Muchos creen que una taza de manzanilla o un vaso de leche antes de acostarse ayudan a conciliar el sueño. Sin embargo, investigaciones recientes sugieren que estos remedios individuales tienen un impacto limitado en la calidad del descanso. Lo que realmente marca la diferencia es una alimentación constante y un régimen dietético consolidado, según indican diversos estudios.
Erica Jansen, profesora asociada de ciencias nutricionales de la Universidad de Michigan, afirma: “Es más útil concentrarse en cambios globales en la dieta en lugar de buscar un único alimento mágico”. El ciclo sueño-vigilia está regulado por la melatonina, una hormona liberada por el cerebro al acercarse la hora de dormir. Afortunadamente, podemos obtener melatonina a través de ciertos alimentos, como plátanos, piña, naranjas, tomates, cerezas, nueces, pescado, huevos y leche.
Los alimentos clave
Además, el triptófano, un aminoácido esencial que el cuerpo no puede producir por sí solo, es crucial para la producción de melatonina. Debemos obtenerlo a través de la dieta, incluyendo alimentos como pavo, pollo, salmón, queso, claras de huevo, frutos secos, semillas y productos lácteos. Un estudio de 2021, coordinado por la profesora Jansen y realizado en más de 1.000 adultos jóvenes, reveló que las mujeres que aumentaron su consumo de frutas y verduras durante tres meses experimentaron una disminución de los síntomas de insomnio, un tiempo de conciliación del sueño más corto y una mejor calidad del sueño en comparación con aquellas que no modificaron su dieta.
Investigaciones más recientes, llevadas a cabo en 2025 por la Universidad de Columbia y la Universidad de Chicago, demostraron que añadir 5 porciones de frutas y verduras a la dieta, partiendo de un consumo nulo, se asocia con una mejora del 16% en la calidad del sueño, medida objetivamente por la reducción de la fragmentación del descanso.

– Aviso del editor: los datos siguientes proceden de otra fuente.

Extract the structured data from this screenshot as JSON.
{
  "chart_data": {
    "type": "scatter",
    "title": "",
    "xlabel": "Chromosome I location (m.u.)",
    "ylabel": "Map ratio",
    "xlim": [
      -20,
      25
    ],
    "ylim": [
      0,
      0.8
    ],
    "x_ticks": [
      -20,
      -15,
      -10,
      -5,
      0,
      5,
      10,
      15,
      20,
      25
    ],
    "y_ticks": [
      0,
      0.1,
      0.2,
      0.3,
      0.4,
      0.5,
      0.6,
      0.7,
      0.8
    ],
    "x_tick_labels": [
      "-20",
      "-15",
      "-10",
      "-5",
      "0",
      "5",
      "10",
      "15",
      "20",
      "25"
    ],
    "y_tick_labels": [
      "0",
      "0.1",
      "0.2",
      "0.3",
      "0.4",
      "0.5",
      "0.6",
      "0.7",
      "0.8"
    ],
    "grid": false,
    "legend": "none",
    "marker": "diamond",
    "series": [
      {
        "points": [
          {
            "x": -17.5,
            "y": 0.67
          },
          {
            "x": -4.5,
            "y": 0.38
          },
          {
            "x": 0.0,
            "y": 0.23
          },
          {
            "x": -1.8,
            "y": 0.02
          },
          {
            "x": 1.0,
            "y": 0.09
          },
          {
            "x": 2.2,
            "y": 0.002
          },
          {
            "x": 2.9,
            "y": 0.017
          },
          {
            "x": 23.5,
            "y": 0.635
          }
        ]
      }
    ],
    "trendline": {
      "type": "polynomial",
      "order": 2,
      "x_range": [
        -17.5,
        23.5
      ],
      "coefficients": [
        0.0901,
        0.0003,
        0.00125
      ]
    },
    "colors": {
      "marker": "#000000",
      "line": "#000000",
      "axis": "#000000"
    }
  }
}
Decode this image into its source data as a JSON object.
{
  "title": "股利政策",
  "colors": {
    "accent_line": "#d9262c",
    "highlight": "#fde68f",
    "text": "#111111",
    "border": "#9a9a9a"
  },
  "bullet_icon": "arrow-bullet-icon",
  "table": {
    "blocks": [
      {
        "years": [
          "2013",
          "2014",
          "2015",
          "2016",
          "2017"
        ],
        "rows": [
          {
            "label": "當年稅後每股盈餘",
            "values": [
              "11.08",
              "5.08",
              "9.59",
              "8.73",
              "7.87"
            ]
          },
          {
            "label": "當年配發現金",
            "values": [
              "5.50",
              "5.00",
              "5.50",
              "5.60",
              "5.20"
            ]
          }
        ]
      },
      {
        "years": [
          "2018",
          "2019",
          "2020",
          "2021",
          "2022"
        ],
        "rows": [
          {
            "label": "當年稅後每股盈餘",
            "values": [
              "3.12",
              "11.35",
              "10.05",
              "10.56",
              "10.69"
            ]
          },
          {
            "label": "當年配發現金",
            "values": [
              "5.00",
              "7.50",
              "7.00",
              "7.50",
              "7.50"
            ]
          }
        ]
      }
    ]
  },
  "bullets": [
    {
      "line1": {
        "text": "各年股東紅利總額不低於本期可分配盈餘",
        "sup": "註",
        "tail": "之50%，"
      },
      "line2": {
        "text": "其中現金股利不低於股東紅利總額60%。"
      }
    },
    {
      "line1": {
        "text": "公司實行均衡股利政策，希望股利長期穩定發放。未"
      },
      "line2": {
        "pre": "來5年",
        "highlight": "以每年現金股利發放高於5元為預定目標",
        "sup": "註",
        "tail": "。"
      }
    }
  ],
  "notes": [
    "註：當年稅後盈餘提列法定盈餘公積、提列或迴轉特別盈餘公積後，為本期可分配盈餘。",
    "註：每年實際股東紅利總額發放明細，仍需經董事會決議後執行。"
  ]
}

El triptófano y el horario de comidas
La investigación también ha puesto de relieve la importancia del triptófano, un aminoácido que el organismo convierte en melatonina. Como señala Marie-Pierre St-Onge, profesora de medicina nutricional y directora del Center of Excellence for Sleep and Circadian Research de la Universidad de Columbia, el cuerpo humano no puede sintetizarlo, por lo que debemos obtenerlo de alimentos como pavo, pollo, salmón, queso, claras de huevo, frutos secos, semillas y lácteos.
Si bien la manzanilla o la leche no parecen tener un efecto significativo, cenar demasiado tarde puede ser perjudicial. Un estudio publicado en AHA Journals indica que dejar de comer al menos tres horas antes de acostarse ayuda a alinear los ritmos circadianos, mejorando la presión arterial nocturna, la frecuencia cardíaca y la regulación del azúcar en sangre. Phyllis Zee, profesora de neurología y directora del Center for Circadian and Sleep Medicine de la Northwestern University, explica: “Quizás más que lo que comemos, el momento en que comemos en relación con el sueño podría ser igualmente importante. Comer justo antes de acostarse puede alterar el sueño, aumentar el reflujo y afectar negativamente la función cardiometabólica”.
En resumen, para dormir mejor, es fundamental mantener una dieta constante, priorizando las frutas y verduras a diario y los alimentos ricos en triptófano, evitando las cenas tardías.